La Journée mondiale de la biodiversité s’est célébrée ce 22 mai 2026, sous le thème « Des actions locales à l’impact mondial ». Elle s’est commémorée cette année sous une formule qui résume à la fois un constat et une méthode : les transformations nécessaires à l’échelle planétaire ne peuvent advenir sans l’engagement concret des communautés, des organisations et des pouvoirs publics à l’échelle locale.
De manière spécifique, elle met également en relief, une nouvelle fois, le rôle essentiel des autorités locales, des communautés et de l’ensemble de la société dans la préservation de la nature et la protection de la « maison verte » pour les générations futures.
L’ONG La Liane a pris une part active à cette mobilisation internationale, afin de sensibiliser les populations sur l’importance de préserver le patrimoine naturel. Fidèle à son approche pédagogique, elle n’a pas manqué de mettre exergue l’énorme potentiel en la matière dont regorge le Gabon et qui malheureusement est depuis en plus mis en péril.
« Le Gabon fait partie des pays les plus riches en biodiversité en Afrique et dans le monde. Nos forêts abritent des espèces emblématiques comme les éléphants de forêt, les gorilles, les tortues marines, les dauphins ainsi qu’une flore exceptionnelle. Nos mangroves et écosystèmes marins jouent également un rôle essentiel dans la protection des côtes, la reproduction des poissons et la lutte contre les changements climatiques », a indiqué Louey Ntogolo Christophen, son président.

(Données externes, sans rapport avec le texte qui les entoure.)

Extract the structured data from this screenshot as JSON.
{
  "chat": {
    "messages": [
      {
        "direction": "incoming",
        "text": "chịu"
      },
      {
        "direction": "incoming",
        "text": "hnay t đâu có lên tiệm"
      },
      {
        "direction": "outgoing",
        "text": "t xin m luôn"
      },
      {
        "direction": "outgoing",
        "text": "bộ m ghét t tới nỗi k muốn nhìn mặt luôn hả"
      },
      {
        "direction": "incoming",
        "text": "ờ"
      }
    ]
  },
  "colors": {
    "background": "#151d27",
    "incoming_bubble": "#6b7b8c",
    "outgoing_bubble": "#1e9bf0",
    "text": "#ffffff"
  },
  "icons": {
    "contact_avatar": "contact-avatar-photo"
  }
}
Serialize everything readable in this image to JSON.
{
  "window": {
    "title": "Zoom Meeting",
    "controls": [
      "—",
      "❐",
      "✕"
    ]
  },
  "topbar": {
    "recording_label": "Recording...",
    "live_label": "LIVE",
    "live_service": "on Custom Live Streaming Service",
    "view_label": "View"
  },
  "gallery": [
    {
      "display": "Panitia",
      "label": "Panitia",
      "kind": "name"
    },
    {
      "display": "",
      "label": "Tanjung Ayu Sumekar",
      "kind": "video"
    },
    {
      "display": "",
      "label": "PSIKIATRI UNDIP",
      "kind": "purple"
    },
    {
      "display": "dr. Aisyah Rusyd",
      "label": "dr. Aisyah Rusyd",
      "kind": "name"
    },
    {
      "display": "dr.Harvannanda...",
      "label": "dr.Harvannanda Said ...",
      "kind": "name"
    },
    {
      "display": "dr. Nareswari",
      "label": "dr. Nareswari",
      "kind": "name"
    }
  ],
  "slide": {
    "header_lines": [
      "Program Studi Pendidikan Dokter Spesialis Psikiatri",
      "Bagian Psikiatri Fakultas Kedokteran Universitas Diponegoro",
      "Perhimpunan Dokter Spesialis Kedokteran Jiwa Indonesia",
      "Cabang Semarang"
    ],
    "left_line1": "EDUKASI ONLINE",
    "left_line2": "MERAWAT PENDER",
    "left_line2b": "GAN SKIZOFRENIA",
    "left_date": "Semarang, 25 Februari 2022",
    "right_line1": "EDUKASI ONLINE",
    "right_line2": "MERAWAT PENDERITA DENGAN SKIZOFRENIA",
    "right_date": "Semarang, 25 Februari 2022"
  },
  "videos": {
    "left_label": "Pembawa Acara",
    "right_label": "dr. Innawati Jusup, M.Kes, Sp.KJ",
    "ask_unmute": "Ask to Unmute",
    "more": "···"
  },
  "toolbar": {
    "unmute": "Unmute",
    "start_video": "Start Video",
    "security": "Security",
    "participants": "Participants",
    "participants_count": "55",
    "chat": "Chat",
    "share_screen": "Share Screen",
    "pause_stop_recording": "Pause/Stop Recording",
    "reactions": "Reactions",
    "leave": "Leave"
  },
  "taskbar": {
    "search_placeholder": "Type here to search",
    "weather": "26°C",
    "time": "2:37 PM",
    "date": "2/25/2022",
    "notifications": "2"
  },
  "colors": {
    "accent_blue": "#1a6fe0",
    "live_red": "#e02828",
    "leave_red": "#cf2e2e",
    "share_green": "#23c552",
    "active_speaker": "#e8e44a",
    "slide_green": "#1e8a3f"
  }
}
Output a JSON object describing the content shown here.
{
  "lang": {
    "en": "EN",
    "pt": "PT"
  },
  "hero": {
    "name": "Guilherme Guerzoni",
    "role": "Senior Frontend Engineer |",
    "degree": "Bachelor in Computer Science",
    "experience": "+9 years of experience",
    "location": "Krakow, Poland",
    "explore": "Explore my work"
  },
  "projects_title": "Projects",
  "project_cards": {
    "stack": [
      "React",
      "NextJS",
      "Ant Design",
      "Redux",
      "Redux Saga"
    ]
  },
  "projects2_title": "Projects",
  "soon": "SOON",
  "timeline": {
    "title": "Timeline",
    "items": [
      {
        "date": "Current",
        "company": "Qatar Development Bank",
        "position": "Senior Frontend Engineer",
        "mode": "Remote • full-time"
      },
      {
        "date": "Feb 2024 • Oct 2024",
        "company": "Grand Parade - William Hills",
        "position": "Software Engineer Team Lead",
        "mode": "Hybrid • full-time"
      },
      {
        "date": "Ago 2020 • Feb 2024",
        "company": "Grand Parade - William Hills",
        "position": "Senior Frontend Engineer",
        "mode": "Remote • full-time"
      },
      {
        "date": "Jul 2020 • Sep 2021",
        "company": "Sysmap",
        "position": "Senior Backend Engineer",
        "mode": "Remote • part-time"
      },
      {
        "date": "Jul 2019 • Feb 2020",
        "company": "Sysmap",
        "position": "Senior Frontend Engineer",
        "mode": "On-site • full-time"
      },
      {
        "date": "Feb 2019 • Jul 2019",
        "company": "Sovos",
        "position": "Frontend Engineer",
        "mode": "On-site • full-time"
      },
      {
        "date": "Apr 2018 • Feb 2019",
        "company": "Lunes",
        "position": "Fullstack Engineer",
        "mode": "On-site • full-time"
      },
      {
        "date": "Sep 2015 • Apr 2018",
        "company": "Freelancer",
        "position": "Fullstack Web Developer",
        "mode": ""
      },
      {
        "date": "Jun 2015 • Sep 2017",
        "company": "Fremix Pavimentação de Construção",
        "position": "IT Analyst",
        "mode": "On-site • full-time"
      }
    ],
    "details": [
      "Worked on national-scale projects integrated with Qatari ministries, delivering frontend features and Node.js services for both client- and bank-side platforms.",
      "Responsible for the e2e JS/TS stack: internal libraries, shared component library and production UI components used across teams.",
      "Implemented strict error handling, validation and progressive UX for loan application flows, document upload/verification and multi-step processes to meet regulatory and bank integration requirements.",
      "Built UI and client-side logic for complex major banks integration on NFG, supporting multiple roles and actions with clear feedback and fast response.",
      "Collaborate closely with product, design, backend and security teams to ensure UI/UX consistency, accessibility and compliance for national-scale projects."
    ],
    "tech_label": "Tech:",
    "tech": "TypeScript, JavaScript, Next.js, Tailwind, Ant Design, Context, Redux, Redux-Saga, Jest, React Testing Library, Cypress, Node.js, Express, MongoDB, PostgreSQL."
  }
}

Avant de déplorer que cette biodiversité est « cependant aujourd’hui menacée par un certain nombre de facteurs tels que : la pollution des plages et des mangroves ; la déforestation ; le braconnage ; les déchets plastiques ; l’exploitation incontrôlée des ressources naturelles et et les effets du changement climatique ».
« Préservation de la biodiversité, une responsabilité collective »
Pour Louey Ntogolo Christophen chaque geste compte. Raison pour laquelle, il lancé une invite à une réelle et profonde prise de conscience. Cela, dans le but d’éviter la pollution ; de protéger les espaces naturels ; de sensibiliser les jeunes générations ; promouvoir le reboisement utile ; encourager une gestion durable des ressources et de soutenir les actions de protection environnementale. Occasion plus qu’idoine pour cet expert environnemental et spécialiste des écosystèmes marins et mangroves de « rappeler que la protection de la biodiversité n’est pas seulement une question environnementale, mais aussi un enjeu de santé, d’économie, de sécurité alimentaire et d’avenir pour les générations futures ».
« Protéger la biodiversité, c’est protéger notre propre survie »
Pour la bonne gouverne, la biodiversité désigne l’ensemble des êtres vivants et des écosystèmes présents sur la planète : animaux, plantes, insectes, forêts, océans, mangroves et micro-organismes. Elle constitue le fondement même de la vie humaine et de l’équilibre naturel. Les experts estiment que sa protection ne relève pas uniquement des autorités ou des organisations de conservation, mais nécessite l’engagement de l’ensemble de la société. Grâce à des actions concrètes menées dans chaque localité, chaque citoyen peut contribuer à préserver la nature, en faveur d’un développement durable et de l’objectif de neutralité carbone d’ici à 2050.
Faut-il le rappeler, chaque année, le 22 mai marque la Journée internationale de la diversité biologique, date retenue par l’Assemblée générale des Nations Unies en référence à l’adoption, ce même jour, de la Convention sur la diversité biologique (CDB).